シェイクとルシア~黒き銃を持つ二人~
 二人は話す言葉もなく俯いてしまう。館長がルシアの言葉に同調する。


「はい。もしこの事件が起きていなければここの生徒たちは今、十六から十九歳でしょう。学校を卒業し働き始めて、早い人は結婚をしていてもおかしくはない歳です」


「館長さんはものすごく若く見えるんですけど、何歳ですか?」


 ルシアの何気ない質問にシェイクはハッとして二人から距離を取った。すぐにルシアが気付く。


「シェイク?どうしたの?」


 シェイクの顔色が心なしか青く見える。


「悪い。先に行っててくれ。少し気分が悪くなった。お手洗いはどこかな?」


「お手洗いでしたらこの廊下を戻って玄関の手前にございます」


 シェイクがありがとう。と言って足早に来た道を戻って行く。

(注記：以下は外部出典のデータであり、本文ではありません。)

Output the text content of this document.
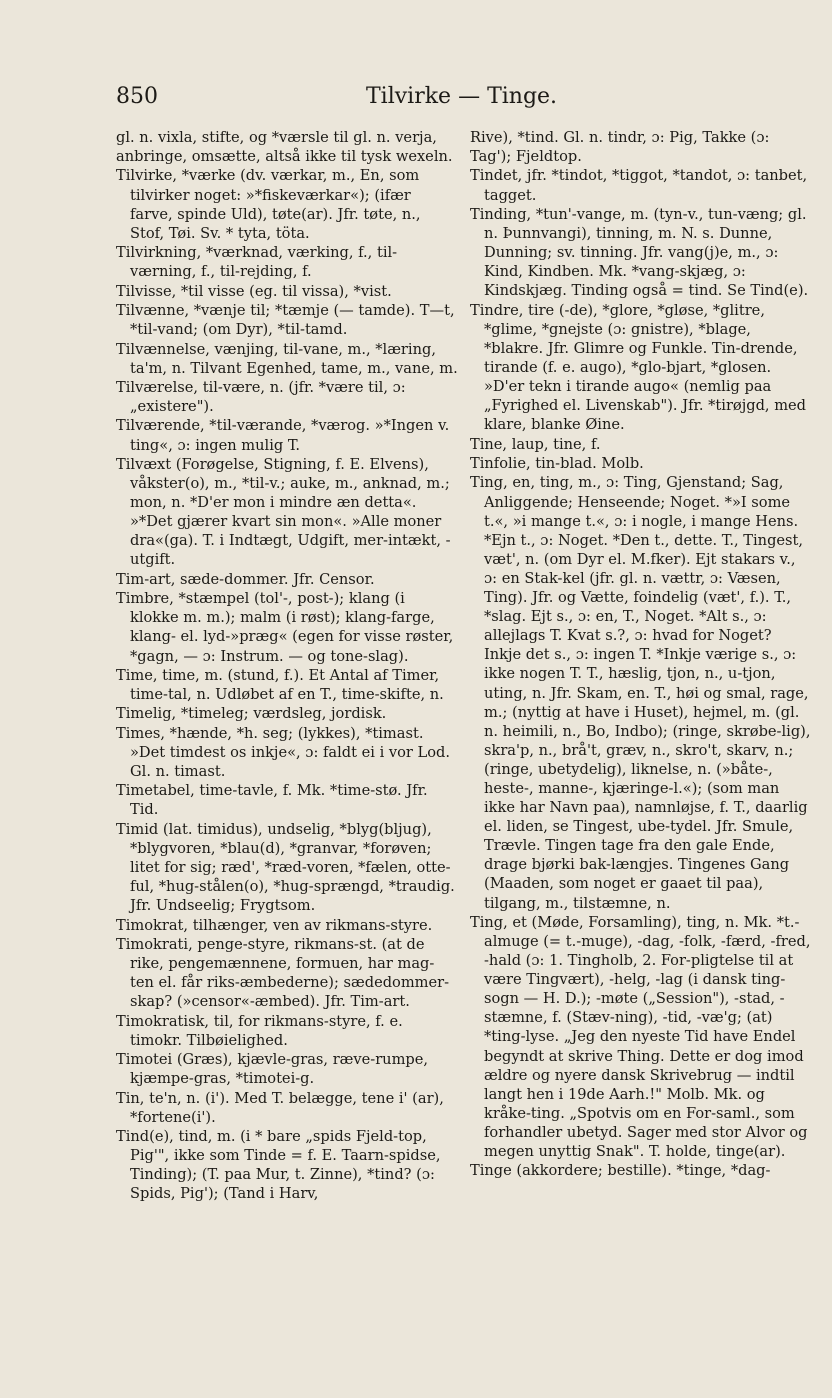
850	Tilvirke — Tinge.

gl. n. vixla, stifte, og *værsle til gl. n. verja, anbringe, omsætte, altså ikke til tysk wexeln.

Tilvirke, *værke (dv. værkar, m., En, som tilvirker noget: »*fiskeværkar«); (ifær farve, spinde Uld), tøte(ar). Jfr. tøte, n., Stof, Tøi. Sv. * tyta, töta.

Tilvirkning, *værknad, værking, f., til-værning, f., til-rejding, f.

Tilvisse, *til visse (eg. til vissa), *vist.

Tilvænne, *vænje til; *tæmje (— tamde). T—t, *til-vand; (om Dyr), *til-tamd.

Tilvænnelse, vænjing, til-vane, m., *læring, ta'm, n. Tilvant Egenhed, tame, m., vane, m.

Tilværelse, til-være, n. (jfr. *være til, ɔ: „existere").

Tilværende, *til-værande, *værog. »*Ingen v. ting«, ɔ: ingen mulig T.

Tilvæxt (Forøgelse, Stigning, f. E. Elvens), våkster(o), m., *til-v.; auke, m., anknad, m.; mon, n. *D'er mon i mindre æn detta«. »*Det gjærer kvart sin mon«. »Alle moner dra«(ga). T. i Indtægt, Udgift, mer-intækt, -utgift.

Tim-art, sæde-dommer. Jfr. Censor.

Timbre, *stæmpel (tol'-, post-); klang (i klokke m. m.); malm (i røst); klang-farge, klang- el. lyd-»præg« (egen for visse røster, *gagn, — ɔ: Instrum. — og tone-slag).

Time, time, m. (stund, f.). Et Antal af Timer, time-tal, n. Udløbet af en T., time-skifte, n.

Timelig, *timeleg; værdsleg, jordisk.

Times, *hænde, *h. seg; (lykkes), *timast. »Det timdest os inkje«, ɔ: faldt ei i vor Lod. Gl. n. timast.

Timetabel, time-tavle, f. Mk. *time-stø. Jfr. Tid.

Timid (lat. timidus), undselig, *blyg(bljug), *blygvoren, *blau(d), *granvar, *forøven; litet for sig; ræd', *ræd-voren, *fælen, otte-ful, *hug-stålen(o), *hug-sprængd, *traudig. Jfr. Undseelig; Frygtsom.

Timokrat, tilhænger, ven av rikmans-styre.

Timokrati, penge-styre, rikmans-st. (at de rike, pengemænnene, formuen, har mag-ten el. får riks-æmbederne); sædedommer-skap? (»censor«-æmbed). Jfr. Tim-art.

Timokratisk, til, for rikmans-styre, f. e. timokr. Tilbøielighed.

Timotei (Græs), kjævle-gras, ræve-rumpe, kjæmpe-gras, *timotei-g.

Tin, te'n, n. (i'). Med T. belægge, tene i' (ar), *fortene(i').

Tind(e), tind, m. (i * bare „spids Fjeld-top, Pig'", ikke som Tinde = f. E. Taarn-spidse, Tinding); (T. paa Mur, t. Zinne), *tind? (ɔ: Spids, Pig'); (Tand i Harv,

Rive), *tind. Gl. n. tindr, ɔ: Pig, Takke (ɔ: Tag'); Fjeldtop.

Tindet, jfr. *tindot, *tiggot, *tandot, ɔ: tanbet, tagget.

Tinding, *tun'-vange, m. (tyn-v., tun-væng; gl. n. Þunnvangi), tinning, m. N. s. Dunne, Dunning; sv. tinning. Jfr. vang(j)e, m., ɔ: Kind, Kindben. Mk. *vang-skjæg, ɔ: Kindskjæg. Tinding også = tind. Se Tind(e).

Tindre, tire (-de), *glore, *gløse, *glitre, *glime, *gnejste (ɔ: gnistre), *blage, *blakre. Jfr. Glimre og Funkle. Tin-drende, tirande (f. e. augo), *glo-bjart, *glosen. »D'er tekn i tirande augo« (nemlig paa „Fyrighed el. Livenskab"). Jfr. *tirøjgd, med klare, blanke Øine.

Tine, laup, tine, f.

Tinfolie, tin-blad. Molb.

Ting, en, ting, m., ɔ: Ting, Gjenstand; Sag, Anliggende; Henseende; Noget. *»I some t.«, »i mange t.«, ɔ: i nogle, i mange Hens. *Ejn t., ɔ: Noget. *Den t., dette. T., Tingest, væt', n. (om Dyr el. M.fker). Ejt stakars v., ɔ: en Stak-kel (jfr. gl. n. vættr, ɔ: Væsen, Ting). Jfr. og Vætte, foindelig (væt', f.). T., *slag. Ejt s., ɔ: en, T., Noget. *Alt s., ɔ: allejlags T. Kvat s.?, ɔ: hvad for Noget? Inkje det s., ɔ: ingen T. *Inkje værige s., ɔ: ikke nogen T. T., hæslig, tjon, n., u-tjon, uting, n. Jfr. Skam, en. T., høi og smal, rage, m.; (nyttig at have i Huset), hejmel, m. (gl. n. heimili, n., Bo, Indbo); (ringe, skrøbe-lig), skra'p, n., brå't, græv, n., skro't, skarv, n.; (ringe, ubetydelig), liknelse, n. (»båte-, heste-, manne-, kjæringe-l.«); (som man ikke har Navn paa), namnløjse, f. T., daarlig el. liden, se Tingest, ube-tydel. Jfr. Smule, Trævle. Tingen tage fra den gale Ende, drage bjørki bak-længjes. Tingenes Gang (Maaden, som noget er gaaet til paa), tilgang, m., tilstæmne, n.

Ting, et (Møde, Forsamling), ting, n. Mk. *t.-almuge (= t.-muge), -dag, -folk, -færd, -fred, -hald (ɔ: 1. Tingholb, 2. For-pligtelse til at være Tingvært), -helg, -lag (i dansk ting-sogn — H. D.); -møte („Session"), -stad, -stæmne, f. (Stæv-ning), -tid, -væ'g; (at) *ting-lyse. „Jeg den nyeste Tid have Endel begyndt at skrive Thing. Dette er dog imod ældre og nyere dansk Skrivebrug — indtil langt hen i 19de Aarh.!" Molb. Mk. og kråke-ting. „Spotvis om en For-saml., som forhandler ubetyd. Sager med stor Alvor og megen unyttig Snak". T. holde, tinge(ar).

Tinge (akkordere; bestille). *tinge, *dag-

ルシアはその様子を不安そうに見ていた。


「大丈夫かな……」


「多分、今の話を聞いて気分が悪くなったのかもしれません。ここは国としても最大級の記念館です。この校舎をすべて見終わって気分を害される方が後を絶たないのです。それだけこの記念館ではこの事件のことを忠実に再現しているのです」


 そう言って館長が廊下を歩き始める。それに気づいたルシアは、


「シェイクを待っていた方がいいと思うんですが……」


「大丈夫ですよ。ここの記念館にはちゃんと順路というものがあります。十メートル間隔に順路を示す表示があるので、遅れている方も自分のペースで見ることが可能です。それに……」


「それに?」


 館長が、なんでもありません。と言ってルシアと一緒に順路通りに進み始める。